In contrast, an academic paper will present the results of a study in order to contribute to the body of scientific knowledge, “warts and all.” That is to say, the author’s goal is to put forward data with analysis that add to the scientific conversation, to help clarify a bigger picture, and hopefully encourage further research. The author will build a logical framework with evidence from previous work, while acknowledging opposing viewpoints or possible contradictions. Every scientific paper will contain clear mention of the study’s strengths and weaknesses, and any concluding statements will be carefully phrased in order to remain open-ended and neutral.

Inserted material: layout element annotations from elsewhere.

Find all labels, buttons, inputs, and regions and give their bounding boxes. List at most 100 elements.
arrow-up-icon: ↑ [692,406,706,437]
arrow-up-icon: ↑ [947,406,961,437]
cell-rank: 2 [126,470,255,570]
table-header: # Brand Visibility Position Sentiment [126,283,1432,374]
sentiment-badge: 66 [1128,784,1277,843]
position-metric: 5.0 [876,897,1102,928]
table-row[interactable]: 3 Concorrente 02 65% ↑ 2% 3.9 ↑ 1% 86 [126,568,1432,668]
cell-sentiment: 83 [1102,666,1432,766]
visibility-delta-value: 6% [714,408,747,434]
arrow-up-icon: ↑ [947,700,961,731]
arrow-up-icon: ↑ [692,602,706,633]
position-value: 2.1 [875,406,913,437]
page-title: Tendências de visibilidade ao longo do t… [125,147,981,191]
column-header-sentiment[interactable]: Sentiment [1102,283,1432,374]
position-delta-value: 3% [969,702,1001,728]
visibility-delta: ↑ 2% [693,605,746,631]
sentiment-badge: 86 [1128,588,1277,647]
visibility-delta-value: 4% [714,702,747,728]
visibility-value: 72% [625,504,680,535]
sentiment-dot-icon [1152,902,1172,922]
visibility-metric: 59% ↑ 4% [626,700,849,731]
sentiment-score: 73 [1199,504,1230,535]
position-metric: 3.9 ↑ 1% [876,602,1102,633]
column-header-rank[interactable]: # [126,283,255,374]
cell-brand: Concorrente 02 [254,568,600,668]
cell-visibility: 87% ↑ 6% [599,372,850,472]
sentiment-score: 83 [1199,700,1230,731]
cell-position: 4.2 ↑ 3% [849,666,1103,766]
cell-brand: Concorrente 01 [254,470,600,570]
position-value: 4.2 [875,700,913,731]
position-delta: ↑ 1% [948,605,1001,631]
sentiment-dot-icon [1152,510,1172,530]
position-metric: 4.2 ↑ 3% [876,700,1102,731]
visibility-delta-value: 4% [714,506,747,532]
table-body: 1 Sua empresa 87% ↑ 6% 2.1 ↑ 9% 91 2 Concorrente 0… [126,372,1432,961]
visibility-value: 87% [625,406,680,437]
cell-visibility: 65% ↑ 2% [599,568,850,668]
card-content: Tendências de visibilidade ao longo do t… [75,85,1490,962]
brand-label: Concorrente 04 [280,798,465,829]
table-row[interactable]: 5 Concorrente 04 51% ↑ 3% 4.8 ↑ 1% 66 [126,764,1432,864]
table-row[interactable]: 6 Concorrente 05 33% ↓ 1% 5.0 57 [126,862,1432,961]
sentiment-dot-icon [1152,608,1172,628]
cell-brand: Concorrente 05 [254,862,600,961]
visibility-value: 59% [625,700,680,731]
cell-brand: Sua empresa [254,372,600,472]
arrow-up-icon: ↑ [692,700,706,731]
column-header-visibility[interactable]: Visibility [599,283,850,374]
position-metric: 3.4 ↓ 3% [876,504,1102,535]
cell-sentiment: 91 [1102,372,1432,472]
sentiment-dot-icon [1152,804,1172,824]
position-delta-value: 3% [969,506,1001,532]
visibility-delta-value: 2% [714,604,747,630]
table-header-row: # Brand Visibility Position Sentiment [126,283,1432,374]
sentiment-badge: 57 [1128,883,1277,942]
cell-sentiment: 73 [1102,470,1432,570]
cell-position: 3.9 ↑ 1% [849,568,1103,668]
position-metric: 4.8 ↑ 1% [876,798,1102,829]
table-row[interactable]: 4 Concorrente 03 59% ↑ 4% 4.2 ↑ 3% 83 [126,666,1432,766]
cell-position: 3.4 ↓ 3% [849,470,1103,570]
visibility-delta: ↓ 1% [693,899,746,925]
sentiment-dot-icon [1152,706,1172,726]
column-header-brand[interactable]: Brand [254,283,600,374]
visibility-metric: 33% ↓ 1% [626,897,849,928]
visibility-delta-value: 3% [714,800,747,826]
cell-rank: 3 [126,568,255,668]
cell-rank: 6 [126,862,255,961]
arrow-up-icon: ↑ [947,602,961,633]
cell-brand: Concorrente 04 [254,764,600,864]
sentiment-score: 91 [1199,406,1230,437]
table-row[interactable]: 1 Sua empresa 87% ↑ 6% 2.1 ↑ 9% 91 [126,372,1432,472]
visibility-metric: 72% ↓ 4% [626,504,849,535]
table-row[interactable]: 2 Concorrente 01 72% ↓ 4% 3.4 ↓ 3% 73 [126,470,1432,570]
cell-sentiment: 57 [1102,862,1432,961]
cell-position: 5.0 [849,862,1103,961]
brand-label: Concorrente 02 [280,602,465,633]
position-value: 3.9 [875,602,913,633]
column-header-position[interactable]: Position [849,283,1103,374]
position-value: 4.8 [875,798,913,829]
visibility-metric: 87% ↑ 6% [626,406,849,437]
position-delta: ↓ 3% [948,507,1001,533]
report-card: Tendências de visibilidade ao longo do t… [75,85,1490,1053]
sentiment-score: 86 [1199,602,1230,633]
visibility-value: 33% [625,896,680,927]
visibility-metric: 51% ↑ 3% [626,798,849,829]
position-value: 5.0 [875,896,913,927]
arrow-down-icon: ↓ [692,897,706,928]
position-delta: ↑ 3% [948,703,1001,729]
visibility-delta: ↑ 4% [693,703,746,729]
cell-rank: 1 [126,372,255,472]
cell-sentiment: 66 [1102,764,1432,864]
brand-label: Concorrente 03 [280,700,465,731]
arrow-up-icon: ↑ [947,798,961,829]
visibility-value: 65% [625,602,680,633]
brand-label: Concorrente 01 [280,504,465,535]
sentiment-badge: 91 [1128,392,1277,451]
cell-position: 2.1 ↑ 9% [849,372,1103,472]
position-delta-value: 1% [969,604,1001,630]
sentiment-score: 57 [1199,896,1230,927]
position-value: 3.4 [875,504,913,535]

Difference #3: The Results
If the goal of the white paper produced by a for-profit company is persuading the reader to reach a specific conclusion, then the desired result of that document is a sale by the company that sponsored it. A white paper may not contain a sales pitch, but its carefully crafted message is intended to guide the reader to a specific decision: Investment in the product being described.
For a scientific journal article, the goal is to add to the body of knowledge in a meaningful way. Evidence of the relevance of this contribution can be the citation of that work in future presentation and/or articles published in the same field. Authors of significant work may also benefit from career advancement, requests for presentations at conferences and symposia, and availability of granting opportunities to continue their research. These results may seem amorphous to the layperson, but contributing to the vast body of academic knowledge is the pursuit of every research scientist. Just as the teacher aims to awaken a love of learning in a student, or a doctor works to heal a patient, the research scientist hopes to add a brick to the growing foundation of scientific knowledge, knowing that the brick may be the keystone to even greater discoveries.
This is not to say that all scientific papers add meaningfully to the body of knowledge, nor that all white papers are devoid of scientific value. Not all scientific papers are devoid of corporate influence, with some companies investing in research that then is published in an academic journal (with full disclosures in the publication). And not all white papers are a part of a corporate sales funnel. There are white papers produced by non-profit organizations, including professional associations, that are also persuasive rather than neutral. (An example would be a white paper about climate change produced by an environmental non-profit agency.) In these cases, the goal is to present and defend a specific viewpoint with no direct sales or commercial interest in mind. Some of these types of white papers will be published by trade magazines, appear in conference proceedings, and even be cited in other literature. While they are not neutral per se, they are not commercial in intent.
Commercial white papers can be helpful. For a potential customer considering a product, it can present a lot of information and statistics in a streamlined form, help the reader convince others about their support of a product, and identify practical ways to decide whether or not the product is a good match for one’s needs. It’s important for readers to always keep in the back of their minds, however, that it is a marketing tool that may not present a complete picture. In an academic hierarchy, the scientific paper will be considered superior, since they are unbiased and peer-reviewed. Ideally, a consumer will use both white papers and scientific research to make the best decision for their needs.